Liberalismo y socialismo, otra vez

  • Atrevimientos
  • Héctor Raúl Solís Gadea

Jalisco /

Me puse a hojear un texto que estudia las revoluciones europeas de 1848. La época de la burguesía, de Guy Palmade, forma parte de la serie Historia Universal publicada en la década de los setenta por Siglo XXI (tengo entendido que la colección todavía se consigue).
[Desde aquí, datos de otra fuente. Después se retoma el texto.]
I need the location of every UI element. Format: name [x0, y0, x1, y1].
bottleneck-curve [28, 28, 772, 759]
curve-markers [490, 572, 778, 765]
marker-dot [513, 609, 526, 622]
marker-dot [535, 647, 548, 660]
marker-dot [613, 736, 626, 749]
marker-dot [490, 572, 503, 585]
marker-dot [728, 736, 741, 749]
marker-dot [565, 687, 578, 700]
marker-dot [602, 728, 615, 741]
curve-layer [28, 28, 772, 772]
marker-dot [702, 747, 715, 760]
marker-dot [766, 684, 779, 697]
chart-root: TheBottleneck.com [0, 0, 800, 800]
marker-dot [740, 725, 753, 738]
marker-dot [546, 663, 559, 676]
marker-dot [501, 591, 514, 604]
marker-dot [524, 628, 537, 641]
1848 presentó coyunturas críticas en muchos países europeos. Se les conocieron como la Primavera de los Pueblos. Hubo rebeliones populares, asonadas y defenestraciones de gobiernos, ampliaciones de las libertades, reconocimientos de derechos. En fin, todo lo que, en conjunto, podría significar la construcción de una institucionalidad republicana, liberal y democrática, en contra de los regímenes tradicionales –monárquicos, de privilegios concedidos a sectores oligárquicos y sustentados sobre limitaciones censatarias de derechos políticos a ciertas clases de individuos. Pero las coyunturas de cambio que se presentaron no impulsaron reivindicaciones de manera gradual y ordenada, como si las transformaciones estuviesen dirigidas por una “razón histórica” o una “lógica del desarrollo”, que diera ritmo y dirección única a las luchas de las fuerzas políticas.
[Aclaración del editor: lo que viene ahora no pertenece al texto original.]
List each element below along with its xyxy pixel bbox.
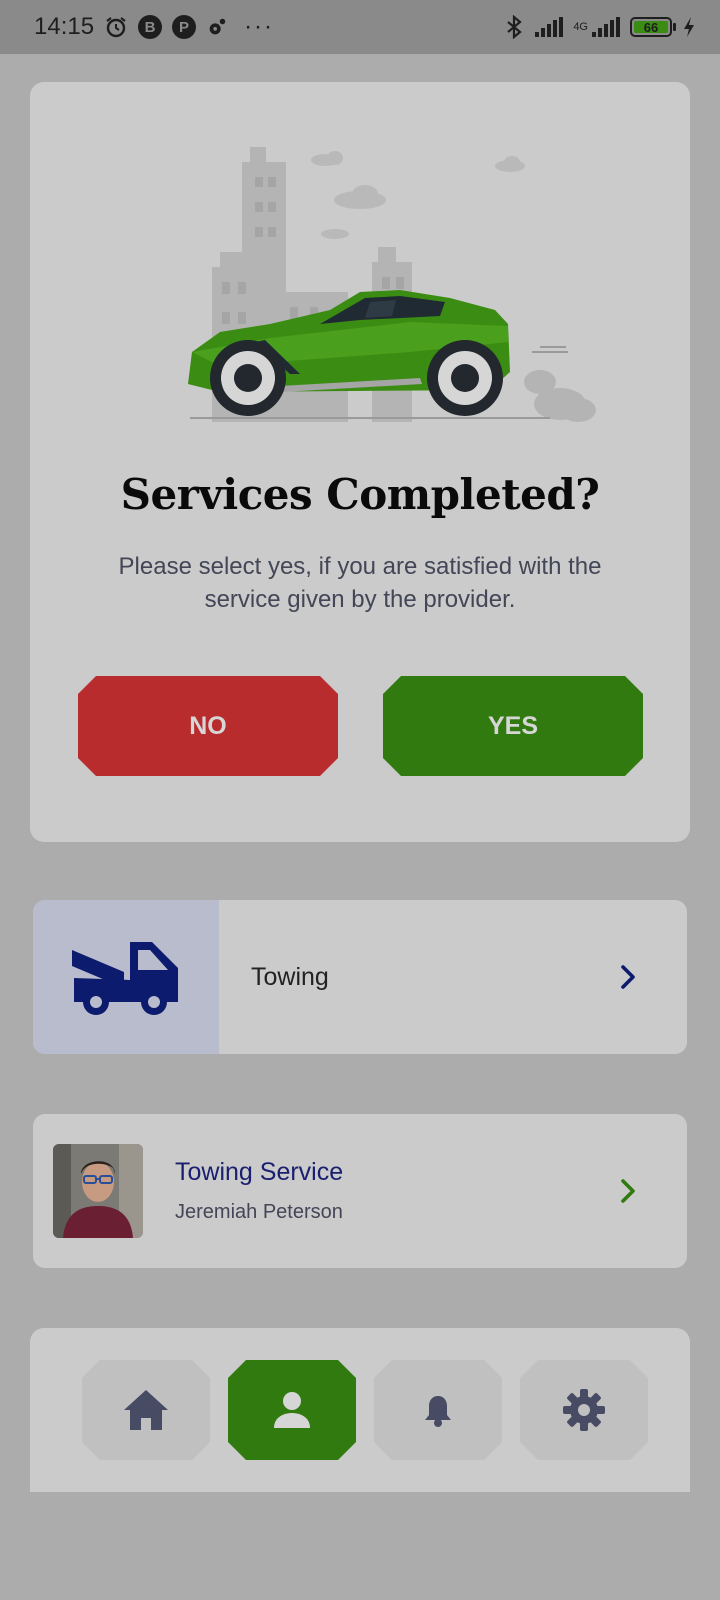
- chevron-right-icon: [621, 965, 635, 989]
- profile-icon: [272, 1390, 312, 1430]
- gear-icon: [562, 1388, 606, 1432]
- sports-car-illustration: [188, 147, 596, 422]
- b-app-icon: B: [138, 15, 163, 39]
- battery-indicator: 66: [630, 17, 676, 37]
- bell-icon: [424, 1393, 452, 1427]
- charging-icon: [684, 17, 694, 37]
- yes-button[interactable]: YES: [383, 676, 643, 776]
- tow-truck-icon: [72, 942, 178, 1015]
- settings-small-icon: [209, 18, 226, 35]
- alarm-icon: [106, 17, 126, 38]
- provider-card[interactable]: Towing Service Jeremiah Peterson: [33, 1114, 687, 1268]
- nav-home[interactable]: [82, 1360, 210, 1460]
- p-app-icon: P: [172, 15, 197, 39]
- dialog-title: Services Completed?: [120, 470, 600, 519]
- services-completed-dialog: Services Completed? Please select yes, i…: [30, 82, 690, 842]
- service-label: Towing: [251, 962, 329, 991]
- provider-service-title: Towing Service: [175, 1158, 344, 1186]
- service-icon-container: [33, 900, 219, 1054]
- home-icon: [122, 1388, 170, 1432]
- bluetooth-icon: [507, 15, 523, 39]
- bottom-navigation: [30, 1328, 690, 1492]
- provider-info: Towing Service Jeremiah Peterson: [175, 1158, 615, 1224]
- status-overflow: ···: [244, 13, 275, 40]
- battery-level: 66: [634, 20, 668, 35]
- nav-settings[interactable]: [520, 1360, 648, 1460]
- provider-name: Jeremiah Peterson: [175, 1201, 343, 1223]
- no-button[interactable]: NO: [78, 676, 338, 776]
- nav-profile[interactable]: [228, 1360, 356, 1460]
- nav-notifications[interactable]: [374, 1360, 502, 1460]
- clock: 14:15: [34, 13, 95, 40]
- service-card-towing[interactable]: Towing: [33, 900, 687, 1054]
- signal-icon: [535, 17, 564, 37]
- status-bar: 14:15 B P ··· 4G 66: [0, 0, 720, 54]
- chevron-right-icon: [621, 1179, 635, 1203]
- signal-icon-2: [592, 17, 620, 37]
- dialog-message: Please select yes, if you are satisfied …: [118, 553, 602, 613]
- network-type: 4G: [573, 21, 588, 33]
- avatar: [53, 1144, 143, 1238]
Como consecuencia de la Revolución francesa de 1789 ya existían algunas formas democráticas de ejercicio del poder y la política. Los ejércitos de Napoleón esparcieron por Europa las semillas de los nuevos tiempos. Los años que van de la última década del siglo XVIII a 1848, fueron un interregno de compromisos: tras el influjo de la Revolución francesa hubo restauraciones monárquicas: en gran medida, dice Palmade, los viejos regímenes soportaron el vendaval revolucionario. Sin embargo, también hubo cambios “hacia adelante”, se inauguraron formas novedosas de participación popular en la vida pública: asambleas, control civil del ejercicio del poder, por no mencionar, para el caso francés, las enormes implicaciones de la ejecución de Luis XVI y su esposa María Antonieta.
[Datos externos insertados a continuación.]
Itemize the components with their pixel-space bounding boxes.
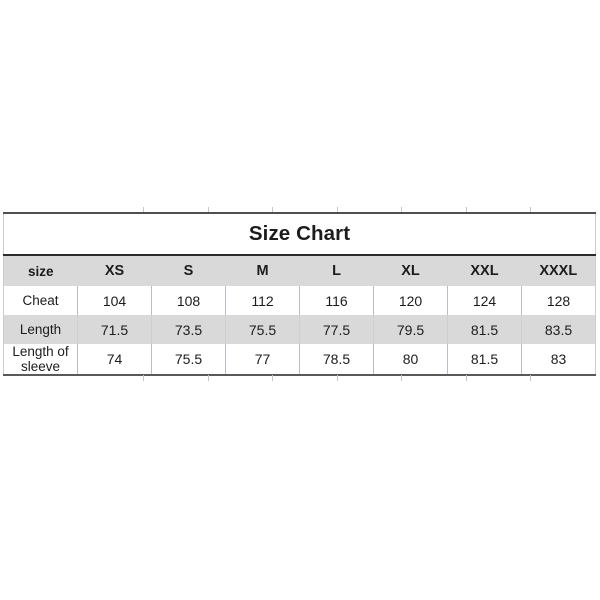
cell-length-xs: 71.5 <box>77 315 152 344</box>
cell-sleeve-xl: 80 <box>373 344 448 376</box>
cell-length-m: 75.5 <box>225 315 300 344</box>
table-row: Cheat 104 108 112 116 120 124 128 <box>3 286 596 315</box>
column-header-s: S <box>151 255 226 286</box>
cell-length-xxl: 81.5 <box>447 315 522 344</box>
cell-cheat-l: 116 <box>299 286 374 315</box>
cell-sleeve-m: 77 <box>225 344 300 376</box>
cell-cheat-xs: 104 <box>77 286 152 315</box>
column-header-size: size <box>3 255 78 286</box>
cell-sleeve-xs: 74 <box>77 344 152 376</box>
cell-sleeve-xxl: 81.5 <box>447 344 522 376</box>
column-header-xxxl: XXXL <box>521 255 596 286</box>
size-chart-table: Size Chart size XS S M L XL XXL XXXL Che… <box>3 212 596 376</box>
cell-sleeve-l: 78.5 <box>299 344 374 376</box>
cell-cheat-m: 112 <box>225 286 300 315</box>
cell-cheat-xxl: 124 <box>447 286 522 315</box>
cell-length-xl: 79.5 <box>373 315 448 344</box>
page-title: Size Chart <box>3 212 596 256</box>
cell-cheat-xxxl: 128 <box>521 286 596 315</box>
column-header-l: L <box>299 255 374 286</box>
column-header-xl: XL <box>373 255 448 286</box>
column-header-xs: XS <box>77 255 152 286</box>
column-header-xxl: XXL <box>447 255 522 286</box>
cell-sleeve-s: 75.5 <box>151 344 226 376</box>
cell-sleeve-xxxl: 83 <box>521 344 596 376</box>
table-header-row: size XS S M L XL XXL XXXL <box>3 255 596 286</box>
column-header-m: M <box>225 255 300 286</box>
cell-cheat-s: 108 <box>151 286 226 315</box>
table-row: Length of sleeve 74 75.5 77 78.5 80 81.5… <box>3 344 596 376</box>
row-label-length: Length <box>3 315 78 344</box>
table-row: Length 71.5 73.5 75.5 77.5 79.5 81.5 83.… <box>3 315 596 344</box>
cell-length-s: 73.5 <box>151 315 226 344</box>
cell-length-l: 77.5 <box>299 315 374 344</box>
row-label-cheat: Cheat <box>3 286 78 315</box>
cell-cheat-xl: 120 <box>373 286 448 315</box>
cell-length-xxxl: 83.5 <box>521 315 596 344</box>
size-chart-container: Size Chart size XS S M L XL XXL XXXL Che… <box>3 207 596 382</box>
row-label-length-of-sleeve: Length of sleeve <box>3 344 78 376</box>
table-title-row: Size Chart <box>3 212 596 256</box>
A pesar de la restauración que siguió a la derrota de Napoleón, el monarquismo francés nunca pudo recuperar su legitimidad. Ése es el sentido de 1848, la monarquía orleanista cayó y se instauró, otra vez, una república –la segunda-, la cual duraría muy poco. Un nuevo tirano llegado al poder por la vía electoral se convirtió en dictador entre 1851 y 1871: Luis Napoleón Bonaparte, sobrino de Napoleón I, y mejor conocido como Napoleón III. ¿Qué podemos aprender de aquellas gestas? Que los cambios no son tersos y tampoco tienen una dirección clara. Muchas veces, las fuerzas políticas abanderan valores que chocan entre sí: los liberales no digieren la agenda radical de los socialistas, y a estos las reivindicaciones del liberalismo político les parecen insustanciales. La salida suele ser el regreso del pasado, ya sea en forma de restauraciones parciales o, incluso, mediante regímenes abiertamente autoritarios. Nunca deja de haber continuidades del pasado; nunca las rupturas son absolutas. Lo nuevo, en términos absolutos, no existe más que en la imaginación de los utopistas. Hoy, de nueva cuenta, se presentan muchos de los rasgos de las ideologías que jugaron sus cartas en aquellos años: las aspiraciones igualitarias y democráticas aún no cristalizadas, los sueños de los radicales y los románticos de todo tipo. Luego de la debacle liberal que vivimos, todo, otra vez, está en juego. La historia sigue. La razón tiene otra oportunidad. Los errores también.